Can I create an 80 foot long grade beam, right at the surface of the existing soil, with perhaps a 8 foot deep pier every 6 feet (helical rebar, etc.) connected to a steel reinforced grade beam (all one concrete pour) and then stack my blocks on that, with the lip hanging off the back of it, of course ? So basically I am doing a big giant 80 foot long first block that goes into the soil with piers, and then stacking the rest of the blocks on it ?

It seems to me that this would guarantee stability of the wall, regardless of the bearing value of the soil.

Two questions:

  • Is this something that people do ? Lay down a grade beam with piers to stack the segmental wall on top of ?

  • Is this the unbelievably overbuilt, guaranteed to never move solution that I think it is ?

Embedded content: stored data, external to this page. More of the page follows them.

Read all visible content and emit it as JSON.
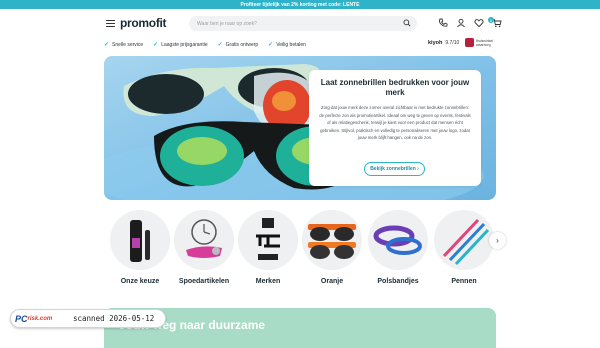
{
  "topbar": {
    "text": "Profiteer tijdelijk van 2% korting met code: LENTE"
  },
  "header": {
    "logo": "promofit",
    "search_placeholder": "Waar ben je naar op zoek?",
    "cart_count": "0"
  },
  "usps": [
    "Snelle service",
    "Laagste prijsgarantie",
    "Gratis ontwerp",
    "Veilig betalen"
  ],
  "rating": {
    "brand": "kiyoh",
    "score": "9.7/10"
  },
  "thuiswinkel": "thuiswinkel waarborg",
  "hero": {
    "title": "Laat zonnebrillen bedrukken voor jouw merk",
    "text": "Zorg dat jouw merk deze zomer overal zichtbaar is met bedrukte zonnebrillen: de perfecte zon als promotieartikel. Ideaal om weg te geven op events, festivals of als relatiegeschenk, terwijl je kiest voor een product dat mensen écht gebruiken. Stijlvol, praktisch en volledig te personaliseren met jouw logo, zodat jouw merk blijft hangen, ook na de zon.",
    "button": "Bekijk zonnebrillen ›"
  },
  "categories": [
    {
      "label": "Onze keuze"
    },
    {
      "label": "Spoedartikelen"
    },
    {
      "label": "Merken"
    },
    {
      "label": "Oranje"
    },
    {
      "label": "Polsbandjes"
    },
    {
      "label": "Pennen"
    }
  ],
  "bottom_banner": {
    "title": "Jouw weg naar duurzame"
  },
  "watermark": {
    "logo_main": "PC",
    "logo_sub": "risk.com",
    "text": "scanned 2026-05-12"
  },
  "colors": {
    "accent": "#2fb3c9",
    "hero_bg": "#7fc0e8",
    "banner_green": "#a8dcc7"
  }
}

  • what does the block manufacturer recommend? ... it is unclear what might happen because of uneven weight dustribution from one end to the other
    – jsotola
    Aug 24, 2020 at 3:28
  • "Theoretically (I think)" As do I, but it has not been proven yet.
    – Alaska Man
    Sep 23, 2020 at 17:17

1 Answer 1


When you build a grade beam with piers every 6’ apart, you are essentially building a “post and beam” foundation.

The grade beam will need to be designed to span from pier to pier. The size, amount of rebar, etc. will be based on the load, (i.e.: 4’ to 12’ tall blocks stacked on the grade beam).

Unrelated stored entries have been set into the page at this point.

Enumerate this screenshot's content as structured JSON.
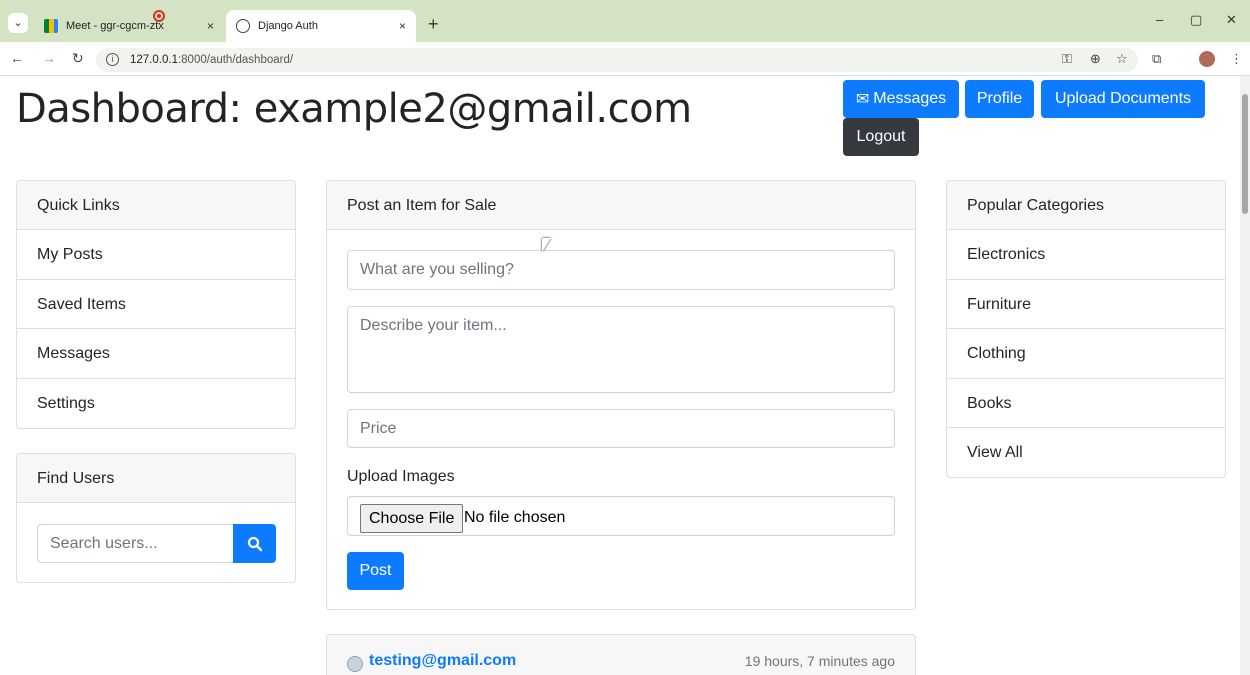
{
  "browser": {
    "tabs": [
      {
        "title": "Meet - ggr-cgcm-ztx",
        "icon": "google-meet-icon",
        "close": "×"
      },
      {
        "title": "Django Auth",
        "icon": "globe-icon",
        "close": "×"
      }
    ],
    "new_tab": "+",
    "url_host": "127.0.0.1",
    "url_path": ":8000/auth/dashboard/",
    "window_controls": {
      "minimize": "–",
      "maximize": "▢",
      "close": "✕"
    }
  },
  "header": {
    "title": "Dashboard: example2@gmail.com",
    "buttons": {
      "messages": "Messages",
      "profile": "Profile",
      "upload": "Upload Documents",
      "logout": "Logout"
    }
  },
  "quick_links": {
    "title": "Quick Links",
    "items": [
      "My Posts",
      "Saved Items",
      "Messages",
      "Settings"
    ]
  },
  "find_users": {
    "title": "Find Users",
    "placeholder": "Search users..."
  },
  "post_form": {
    "title": "Post an Item for Sale",
    "title_placeholder": "What are you selling?",
    "description_placeholder": "Describe your item...",
    "price_placeholder": "Price",
    "upload_label": "Upload Images",
    "choose_file": "Choose File",
    "no_file": "No file chosen",
    "submit": "Post"
  },
  "categories": {
    "title": "Popular Categories",
    "items": [
      "Electronics",
      "Furniture",
      "Clothing",
      "Books",
      "View All"
    ]
  },
  "feed": {
    "author": "testing@gmail.com",
    "time": "19 hours, 7 minutes ago"
  },
  "colors": {
    "primary": "#0d7bff",
    "dark": "#343a40",
    "tabstrip": "#d3e3c4"
  }
}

The reason the foundation system changes from the traditional “footings on grade” to the “post and beam” style is that the piers will act as posts pushing against the deeper (and more resistive) soil. (Soil 8’ down in the ground is more compacted than soil near the surface.)

Question #1: Is it something people do? No.

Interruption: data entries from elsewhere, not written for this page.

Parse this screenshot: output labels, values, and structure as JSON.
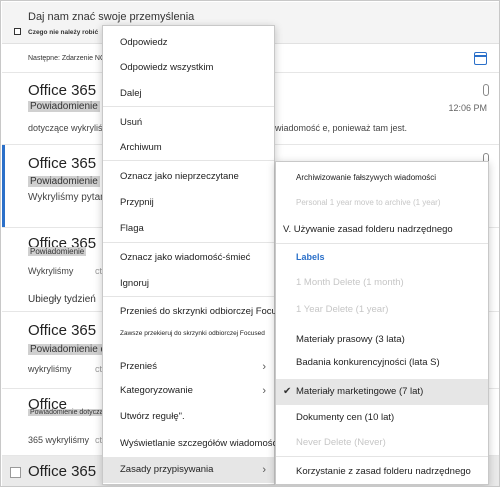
{
  "feedback": {
    "title": "Daj nam znać swoje przemyślenia",
    "subtitle": "Czego nie należy robić"
  },
  "next_event": "Następne: Zdarzenie NO",
  "messages": [
    {
      "sender": "Office 365",
      "sender_cut": "A",
      "subject": "Powiadomienie",
      "preview": "dotyczące wykryliśmy",
      "snippet": "wiadomość e, ponieważ tam jest.",
      "time": "12:06 PM"
    },
    {
      "sender": "Office 365",
      "sender_cut": "A",
      "subject": "Powiadomienie",
      "preview": "Wykryliśmy pytanie"
    },
    {
      "sender": "Office 365",
      "sender_cut": "A",
      "subject": "Powiadomienie",
      "preview": "Wykryliśmy",
      "preview_cut": "ct"
    },
    {
      "sender": "Office 365",
      "sender_cut": "A",
      "subject": "Powiadomienie dotyczące",
      "preview": "wykryliśmy",
      "preview_cut": "ct"
    },
    {
      "sender": "Office",
      "subject": "Powiadomienie dotyczące",
      "preview": "365 wykryliśmy",
      "preview_cut": "ct"
    },
    {
      "sender": "Office 365",
      "sender_cut": "A"
    }
  ],
  "week_header": "Ubiegły tydzień",
  "context_menu": {
    "items": [
      {
        "label": "Odpowiedz"
      },
      {
        "label": "Odpowiedz wszystkim"
      },
      {
        "label": "Dalej"
      },
      {
        "label": "Usuń"
      },
      {
        "label": "Archiwum"
      },
      {
        "label": "Oznacz jako nieprzeczytane"
      },
      {
        "label": "Przypnij"
      },
      {
        "label": "Flaga"
      },
      {
        "label": "Oznacz jako wiadomość-śmieć"
      },
      {
        "label": "Ignoruj"
      },
      {
        "label": "Przenieś do skrzynki odbiorczej Focused"
      },
      {
        "label": "Zawsze przekieruj do skrzynki odbiorczej Focused"
      },
      {
        "label": "Przenieś"
      },
      {
        "label": "Kategoryzowanie"
      },
      {
        "label": "Utwórz regułę\"."
      },
      {
        "label": "Wyświetlanie szczegółów wiadomości"
      },
      {
        "label": "Zasady przypisywania"
      }
    ],
    "chevron": "›"
  },
  "submenu": {
    "items": [
      {
        "label": "Archiwizowanie fałszywych wiadomości"
      },
      {
        "label": "Personal 1 year move to archive (1 year)"
      },
      {
        "label": "V. Używanie zasad folderu nadrzędnego"
      },
      {
        "label": "Labels"
      },
      {
        "label": "1 Month Delete (1 month)"
      },
      {
        "label": "1 Year Delete (1 year)"
      },
      {
        "label": "Materiały prasowy (3 lata)"
      },
      {
        "label": "Badania konkurencyjności (lata S)"
      },
      {
        "label": "Materiały marketingowe (7 lat)"
      },
      {
        "label": "Dokumenty cen (10 lat)"
      },
      {
        "label": "Never Delete (Never)"
      },
      {
        "label": "Korzystanie z zasad folderu nadrzędnego"
      }
    ],
    "checkmark": "✔"
  },
  "colors": {
    "accent": "#2b70c9",
    "highlight": "#e6e6e6",
    "disabled_text": "#c6c6c6"
  }
}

The one thing that foundation engineers fear is differential settlement. When a traditional foundation system rests on the ground, the ground can support a fairly uniform load. When you install piers they extend down to more “resistive” soil (soil that’s been compacted over eons of time from the soil higher up.) This will settle less than the soil near the surface, causing differential settlement when loaded (when the blocks are stacked on top).

Question #2: Is it unbelievably overbuilt and guaranteed never to move? Could be.

If the grade beam and piers were adequately designed, then yes, they would not move. In order to design this type of foundation system you’ll need geotechnical engineers to take samples of the soil and test them for compaction, etc. Plus, the size and complexity of the system is far more expensive.

Side Note: This type of engineering requires the highest type (most expensive) of insurance. In the medical field, anesthesiologists and OB/GYN pay the most, (except for special surgical doctors.) These engineers pay higher rates than them.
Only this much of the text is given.